XIX. Złego złe początki

220 37 123
                                    

West Sussex, 1812

Garderobiana wkroczyła do sypialni Eleonory punktualnie o siódmej. Księżna szczerze nienawidziła zwyczajów panujących w domu jej męża. W Pembrokeshire ani myślała zwlekać się z łoża przed południem.

Służąca wyczekująco spoglądała na kobietę, toteż Eleonora niechętnie opuściła niezwykle wygodne łóżko z ozdobnym baldachimem i podeszła do białej szafy na złotych nóżkach, aby wybrać strój.

‒ Gdzie są moje suknie?! Przecież miały być już rozpakowane! ‒ krzyknęła, gdy zauważyła, że wnętrze szafy wypełnia kilka kreacji zupełnie nieodpowiadających jej stylowi.

Młodziutka dziewczyna, która miała pomóc ubrać się księżnej, stała niczym sparaliżowana ze strachu. Obawiała się gniewu nowej pani.

‒ Lepiej pójdę po pana Browna, on wszystko wyjaśni waszej wysokości ‒ powiedziała, po czym zniknęła za masywnymi drzwiami.

Eleonora ciężko opadła na fotel. Jej zaczerwienione policzki zdradzały, że sytuacja prawdziwie ją oburzyła.

Nie minęła chwila, a starawy kamerdyner pojawił się w sypialni księżnej. Wraz z nim do pomieszczenia wróciła spłoszona służka. Brown stanął przed swoją panią idealnie wyprostowany niczym żołnierz czekający na rozkazy.
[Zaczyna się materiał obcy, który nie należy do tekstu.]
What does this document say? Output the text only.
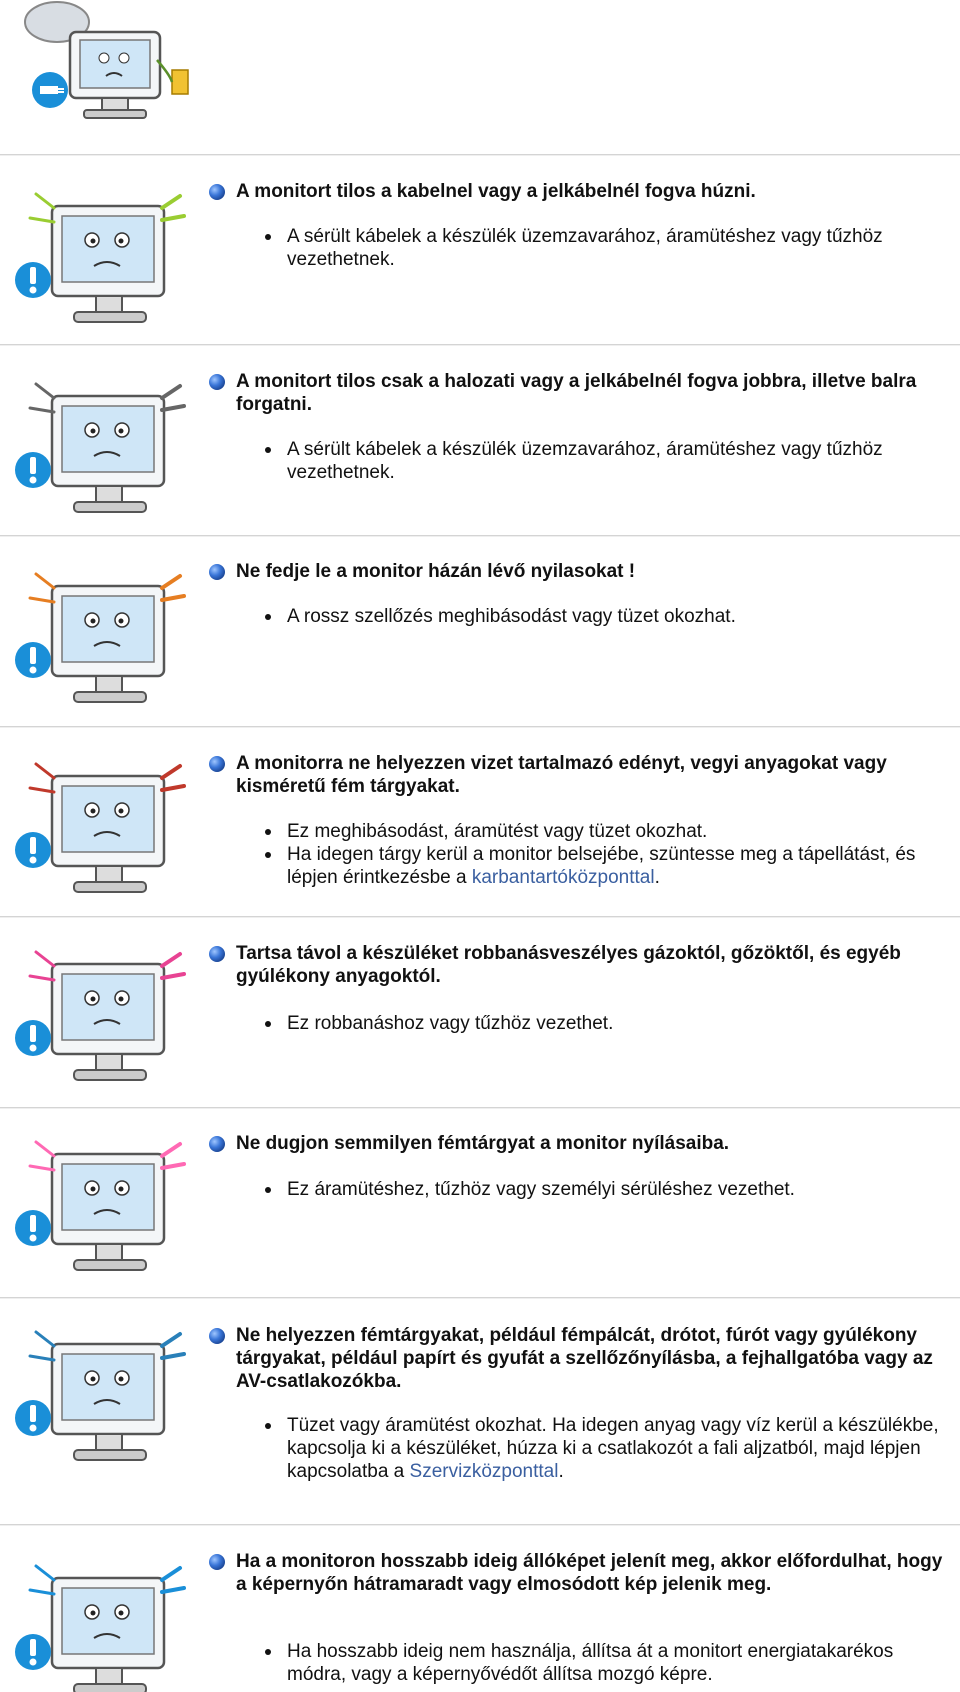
A monitort tilos a kabelnel vagy a jelkábelnél fogva húzni.
A sérült kábelek a készülék üzemzavarához, áramütéshez vagy tűzhöz vezethetnek.
A monitort tilos csak a halozati vagy a jelkábelnél fogva jobbra, illetve balra forgatni.
A sérült kábelek a készülék üzemzavarához, áramütéshez vagy tűzhöz vezethetnek.
Ne fedje le a monitor házán lévő nyilasokat !
A rossz szellőzés meghibásodást vagy tüzet okozhat.
A monitorra ne helyezzen vizet tartalmazó edényt, vegyi anyagokat vagy kisméretű fém tárgyakat.
Ez meghibásodást, áramütést vagy tüzet okozhat.
Ha idegen tárgy kerül a monitor belsejébe, szüntesse meg a tápellátást, és lépjen érintkezésbe a karbantartóközponttal.
Tartsa távol a készüléket robbanásveszélyes gázoktól, gőzöktől, és egyéb gyúlékony anyagoktól.
Ez robbanáshoz vagy tűzhöz vezethet.
Ne dugjon semmilyen fémtárgyat a monitor nyílásaiba.
Ez áramütéshez, tűzhöz vagy személyi sérüléshez vezethet.
Ne helyezzen fémtárgyakat, például fémpálcát, drótot, fúrót vagy gyúlékony tárgyakat, például papírt és gyufát a szellőzőnyílásba, a fejhallgatóba vagy az AV-csatlakozókba.
Tüzet vagy áramütést okozhat. Ha idegen anyag vagy víz kerül a készülékbe, kapcsolja ki a készüléket, húzza ki a csatlakozót a fali aljzatból, majd lépjen kapcsolatba a Szervizközponttal.
Ha a monitoron hosszabb ideig állóképet jelenít meg, akkor előfordulhat, hogy a képernyőn hátramaradt vagy elmosódott kép jelenik meg.
Ha hosszabb ideig nem használja, állítsa át a monitort energiatakarékos módra, vagy a képernyővédőt állítsa mozgó képre.
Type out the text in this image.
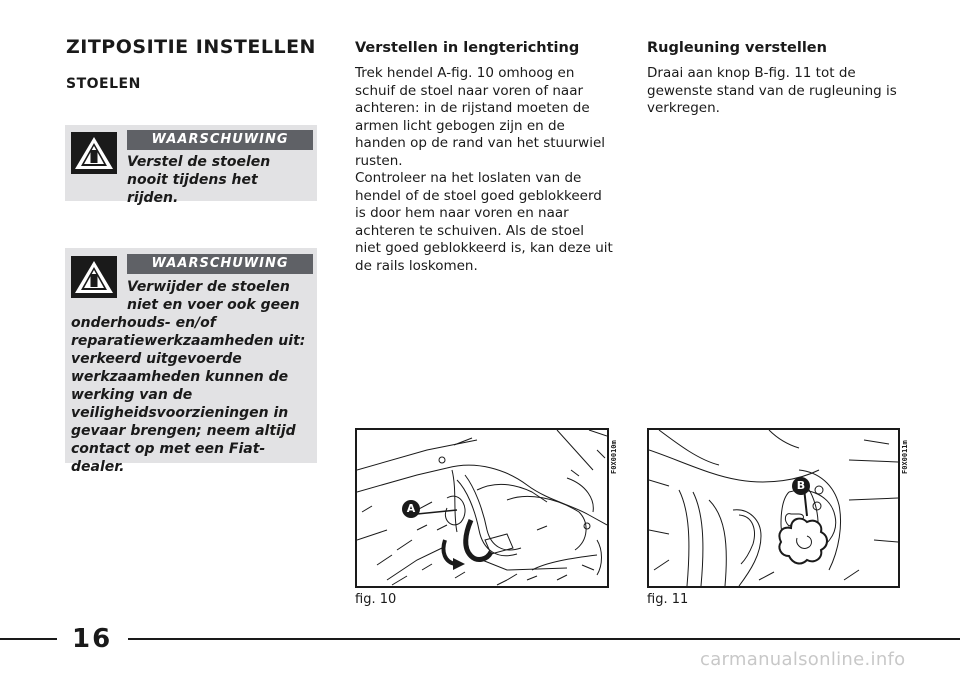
ZITPOSITIE INSTELLEN
STOELEN
WAARSCHUWING
Verstel de stoelen nooit tijdens het rijden.
WAARSCHUWING
Verwijder de stoelen niet en voer ook geen
onderhouds- en/of reparatiewerkzaamheden uit: verkeerd uitgevoerde werkzaamheden kunnen de werking van de veiligheidsvoorzieningen in gevaar brengen; neem altijd contact op met een Fiat-dealer.
Verstellen in lengterichting
Trek hendel A-fig. 10 omhoog en schuif de stoel naar voren of naar achteren: in de rijstand moeten de armen licht gebogen zijn en de handen op de rand van het stuurwiel rusten.
Controleer na het loslaten van de hendel of de stoel goed geblokkeerd is door hem naar voren en naar achteren te schuiven. Als de stoel niet goed geblokkeerd is, kan deze uit de rails loskomen.
Rugleuning verstellen
Draai aan knop B-fig. 11 tot de gewenste stand van de rugleuning is verkregen.
A
F0X0010m
fig. 10
B
F0X0011m
fig. 11
16
carmanualsonline.info
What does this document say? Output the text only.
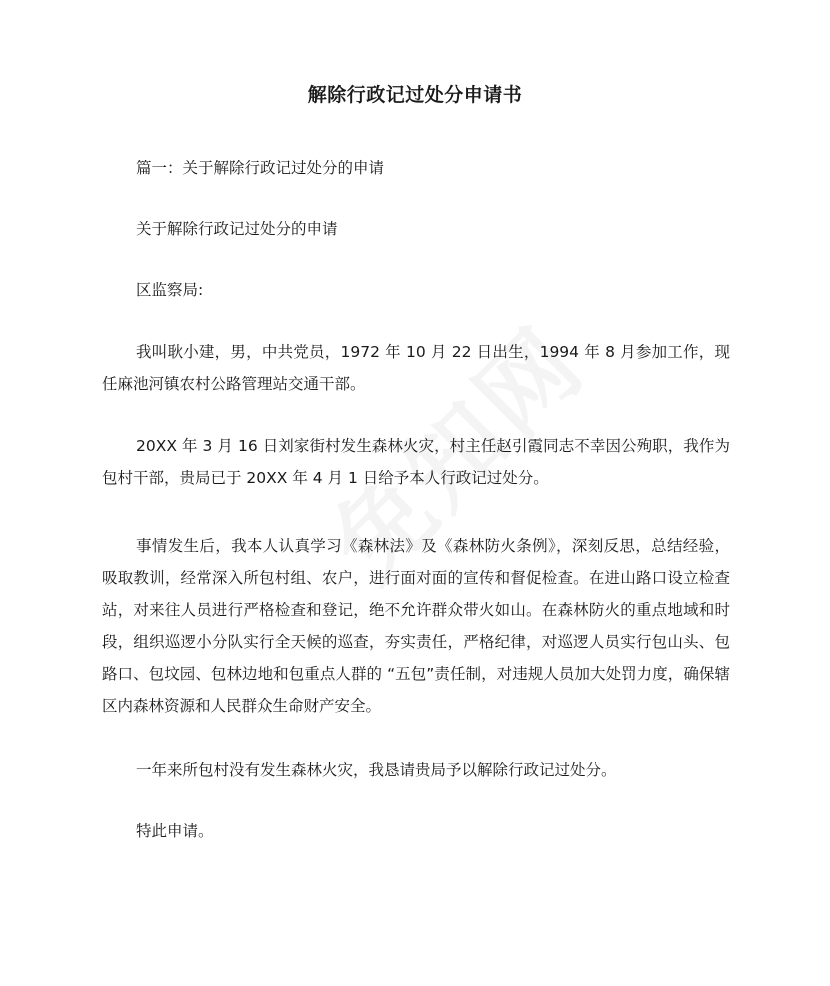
解除行政记过处分申请书

篇一：关于解除行政记过处分的申请

关于解除行政记过处分的申请

区监察局:

我叫耿小建，男，中共党员，1972 年 10 月 22 日出生，1994 年 8 月参加工作，现任麻池河镇农村公路管理站交通干部。

20XX 年 3 月 16 日刘家街村发生森林火灾，村主任赵引霞同志不幸因公殉职，我作为包村干部，贵局已于 20XX 年 4 月 1 日给予本人行政记过处分。

事情发生后，我本人认真学习《森林法》及《森林防火条例》，深刻反思，总结经验，吸取教训，经常深入所包村组、农户，进行面对面的宣传和督促检查。在进山路口设立检查站，对来往人员进行严格检查和登记，绝不允许群众带火如山。在森林防火的重点地域和时段，组织巡逻小分队实行全天候的巡查，夯实责任，严格纪律，对巡逻人员实行包山头、包路口、包坟园、包林边地和包重点人群的 “五包”责任制，对违规人员加大处罚力度，确保辖区内森林资源和人民群众生命财产安全。

一年来所包村没有发生森林火灾，我恳请贵局予以解除行政记过处分。

特此申请。
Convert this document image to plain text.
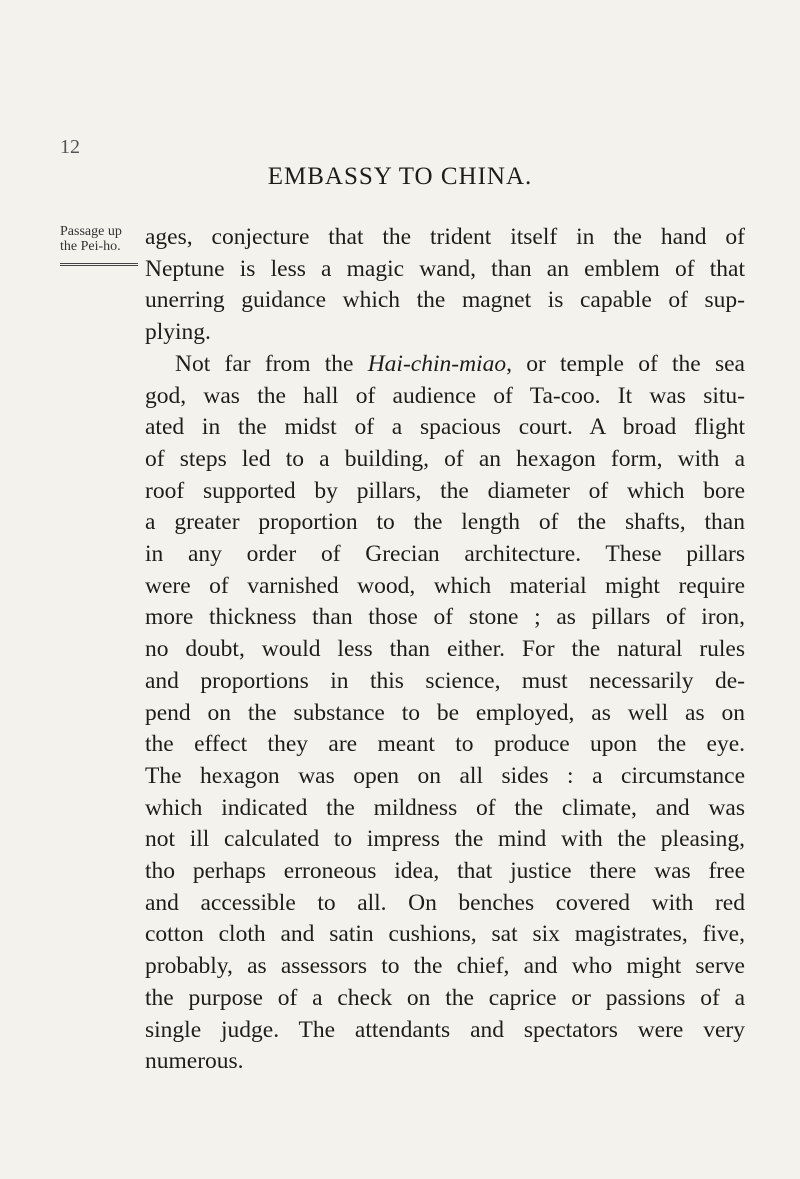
12
EMBASSY TO CHINA.
Passage up
the Pei-ho.	ages, conjecture that the trident itself in the hand of
Neptune is less a magic wand, than an emblem of that
unerring guidance which the magnet is capable of sup-
plying.
Not far from the Hai-chin-miao, or temple of the sea
god, was the hall of audience of Ta-coo. It was situ-
ated in the midst of a spacious court. A broad flight
of steps led to a building, of an hexagon form, with a
roof supported by pillars, the diameter of which bore
a greater proportion to the length of the shafts, than
in any order of Grecian architecture. These pillars
were of varnished wood, which material might require
more thickness than those of stone ; as pillars of iron,
no doubt, would less than either. For the natural rules
and proportions in this science, must necessarily de-
pend on the substance to be employed, as well as on
the effect they are meant to produce upon the eye.
The hexagon was open on all sides : a circumstance
which indicated the mildness of the climate, and was
not ill calculated to impress the mind with the pleasing,
tho perhaps erroneous idea, that justice there was free
and accessible to all. On benches covered with red
cotton cloth and satin cushions, sat six magistrates, five,
probably, as assessors to the chief, and who might serve
the purpose of a check on the caprice or passions of a
single judge. The attendants and spectators were very
numerous.
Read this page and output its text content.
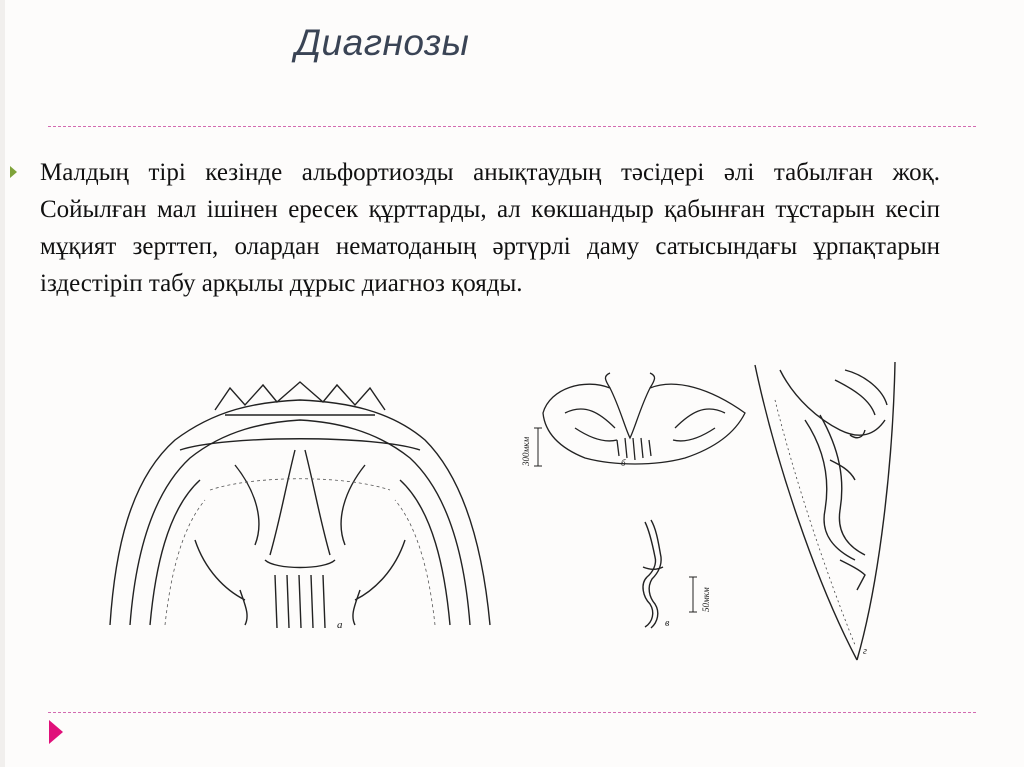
Диагнозы

Малдың тірі кезінде альфортиозды анықтаудың тәсідері әлі табылған жоқ. Сойылған мал ішінен ересек құрттарды, ал көкшандыр қабынған тұстарын кесіп мұқият зерттеп, олардан нематоданың әртүрлі даму сатысындағы ұрпақтарын іздестіріп табу арқылы дұрыс диагноз қояды.

а
300мкм	б
50мкм
в
г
‒ Może mi pan wyjaśnić, czemu moje kufry wciąż nie są rozpakowane, mimo że minęło już kilka dni od ślubu? ‒ zapytała wyraźnie niezadowolona Eleonora.

‒ Książę kazał wyrzucić suknie waszej wysokości i na ich miejsce zamówić nowe. Jaśnie pani powinna rozmówić się z mężem w tej sprawie ‒ odpowiedział spokojnie.

Księżna niemal gotowała się ze złości. Gwałtownie poderwała się z fotela i podbiegła do szafy, jeszcze raz przyglądając się ubraniom.

‒ Nożyczki ‒ zwróciła się do garderobianej. Spanikowana dziewczyna podała pani upragniony przedmiot, jednak wcześniej kilka razy prawie go opuściła. Eleonora, widząc niezdarność służącej, przewróciła oczami.

Księżna wyjęła pierwszą suknię, jaka wpadła jej w ręce. Tak się składało, że miała cały dekolt zasłonięty materiałem, dlatego też arystokratka czym prędzej wycięła w jej opinii zbędny fragment. Była pewna, że takim strojem zadziała Thomasowi na nerwy, co niemal natychmiast wprawiło ją w dobry humor.

Pan Brown niezauważenie opuścił pokój, a przestraszona panna pomogła ubrać się księżnej. Teraz obawiała się, że to na nią spadnie wina, gdy Rushworth zobaczy suknię żony.

Eleonora udała się na śniadanie do jadalni, chociaż nie widziała sensu jadać posiłki tylko we dwójkę w tak dużym pomieszczeniu. Gdy dotarła na miejsce, zdziwiona zauważyła, że nie ma tam jej męża.

,,Po co ustala zasady, których sam nie przestrzega" ‒ pomyślała.

Jedną ręką chwyciła talerz, na który nałożyła kilka interesujących ją dań, a drugą podniosła porcelanową filiżankę i opuściła pokój. Postanowiła zjeść w saloniku, który książę oddał do jej prywatnej dyspozycji. Po drodze dopadł ją służący i przekazał epistołę od hrabiny Rutland, która przed chwilą nadeszła.

Eleonora rozsiadła się na eleganckiej sofie, a talerz wraz z filiżanką odstawiła na przylegający do niej stolik.

Salonik był przestronnym pomieszczeniem o jasnozielonych ścianach. Księżna była więcej niż zadowolona z jego wystroju. Piękne damy spoglądały na nią z ogromnych obrazów, a w dużym lustrze umieszczonym nad marmurowym kominkiem mogła podziwiać własne oblicze. Białe meble z geometrycznymi wzorami idealnie dopełniały całości.